I figured that I would start with the Formal Garden area since the most visitors come to that area. We started on Monday, with a minimal crew, we started weeding out the waterfall area. After weeding, I started moving plants around. Then I had to teach one of the guys how to restack the slate river rocks around the liner of the waterfall and adjacent to the spillway. Finally, we planted some annuals and perennials.
With the very wet spring and then suddenly hot weather, the weeds and liriope have gone crazy. I have consciously used liriope in the flower beds to anchor the dirt in certain areas. Liriope has to be split every so often or it grows into ginormous clumps. We had ginormous clumps of variegated Liriope to split. It was replanted in small batches in a patchwork design at the top of the bed under a very old holly tree where nothing else grows. We also had variegated vinca to cut back as it was growing over the top of bushes and grasses. Finally, we had a mound of ornamental grass that had died in the middle so it had to be dug out, cut down and replaced.

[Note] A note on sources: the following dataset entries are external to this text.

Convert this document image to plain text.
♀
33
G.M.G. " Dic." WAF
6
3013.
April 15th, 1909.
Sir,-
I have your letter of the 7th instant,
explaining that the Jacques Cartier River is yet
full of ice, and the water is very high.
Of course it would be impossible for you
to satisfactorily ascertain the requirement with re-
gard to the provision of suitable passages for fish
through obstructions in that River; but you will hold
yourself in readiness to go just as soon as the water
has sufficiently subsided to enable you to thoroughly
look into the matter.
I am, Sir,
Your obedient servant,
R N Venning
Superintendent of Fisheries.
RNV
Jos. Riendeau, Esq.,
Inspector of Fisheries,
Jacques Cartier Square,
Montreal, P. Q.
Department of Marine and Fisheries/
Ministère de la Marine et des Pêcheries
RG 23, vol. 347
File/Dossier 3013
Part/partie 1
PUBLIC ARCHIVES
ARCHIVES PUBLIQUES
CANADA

So far this week, the topics have been mostly focused on listening. Listening to instructions, or asking appropriate questions to find out how to do something versus just guessing how to do something. It was a small issue, but I asked that the white geraniums be off loaded from the truck to a certain place all together so that they could be planted with the red geraniums. I always lay out the plants where I want them planted to speed up the process and keep some semblance of order. Where did I find the geranium trays... all around the flagpole in 6 different places... since the red geraniums are in the bed by the flagpole. That doesn't sound too bad but I kept find geraniums and that was really annoying and since this happens all the time, it wears you out. We talked about following instructions and how important that is on a real job.
After all that was completed, I stopped to take this picture of the Black Taro that I had carefully brought with me from Texas. I was seriously thinking I had killed it because when I brought it to work I accidentally left it outside for a few hours. It acted like it was dead. However, it has returned to life and then some. It is shaded by the pine tree and gets water down the spillway and is very happy.